The Overture in C major, BWV 1066 was perhaps written as early as Bach's Cöthen period. The performance material which has survived, however, dates from the beginning of Bach's Leipzig period, which leads us to presume that the Cantor of St Thomas's had already taken up contact with the student music associations at this time. The extensive ternary first movement is followed by several melodiously gallant dance movements, in which the sound potential of an orchestration containing only woodwind and strings is exploited to the full. A typical characteristic of this work is the emphasis on the upper part by means of parallel part-writing for the first violins and the two oboes. Differentiations in tone-colour are brought about by a trio group of two oboes and a bassoon separating itself regularly from the full body of the orchestra.

In contrast to these relatively early compositions, the Overture in B minor BWV 1067 is one of the works dating from Bach's late Leipzig period. Presumably it is, in fact, Bach's last orchestral work; the sources which have been preserved document performances around 1739 and in the middle of the 1740s. The Overture integrates the principles of the concerto form into nearly all the movements, by contrasting a flute treated as a solo instrument with an accompanying string group. This special form of concertante overture, which seems to go back to Telemann, was taken up at the time by numerous German composers, among them the Eisenach court musician Johann Bernhard Bach, by whom an overture with concertante violin has been preserved. This work in its turn, preserved in the form of a copy originating from Bach's Collegium Musicum circle in Leipzig, seemed to have been the direct inspiration for BWV 1067. The B minor Overture is a work of austere beauty, in which contrapuntal ingenuity and melancholy expression join together with precisely defined dance rhythms in an extremely individual combination.
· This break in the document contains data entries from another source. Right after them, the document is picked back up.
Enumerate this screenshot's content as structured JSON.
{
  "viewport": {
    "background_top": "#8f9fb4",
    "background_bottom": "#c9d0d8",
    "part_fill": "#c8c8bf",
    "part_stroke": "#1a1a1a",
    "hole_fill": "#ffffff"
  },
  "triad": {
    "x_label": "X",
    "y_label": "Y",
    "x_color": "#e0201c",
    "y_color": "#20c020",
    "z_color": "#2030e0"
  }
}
Bach made use here of the whole rich palette of compositional potential which he had acquired in the course of his life; the pluralism of style and form and the increased expressiveness and the permeation of the texture with rationalism are already evocative of the later works of his last years.

The Overture in D major BWV 1068 has been preserved in a set of parts dating from around 1731; additional parts added later prove that Bach's second­-eldest son Carl Philipp Emanuel borrowed this work of his father's during his years of study in Frankfurt an der Oder (1734-1738) in order to perform it with his fellow students in the Collegium Musicum there. It is one of Bach's most impressive and magnificent orchestral works. The character of the work is determined to a great extent by the sweeping first movement with its wealth of harmonic nuances; between the dotted rhythms of the grave sections which frame it a very fast fugato Allegro section unfolds, which in places displays concertante features. No less fascinating is the famous Air which follows; above the constant pendulum movement of the bass the first violins soar up in one of the most mysterious and tender melodies the composer ever wrote, gently counterpointed by the restrained counter-­melodies of second violin and viola. After this point of rest the work finds its way back to its basic festive mood in three lively dance movements.

The Overture in D major BWV 1069 displays a festive character similar to that of its companion work BWV 1068 in the same key. The piece presumably acquired its present form and scoring in the 1730s. However, it is recognizable that the trumpet and timpani parts represent a later ingredient and that the work seems originally to have been conceived in a version similar to the C major overture. At the end of 1725 Bach re­arranged the overture into the opening chorus of his Christmas cantata Unser Mund sei voll Lachens, BWV 110, partly by adding new vocal parts to the fugato middle section, partly by taking them over from the orchestral parts; on this occasion he also enriched the orchestration with trumpets and timpani, which he subsequently added also to three of the four following dance movements.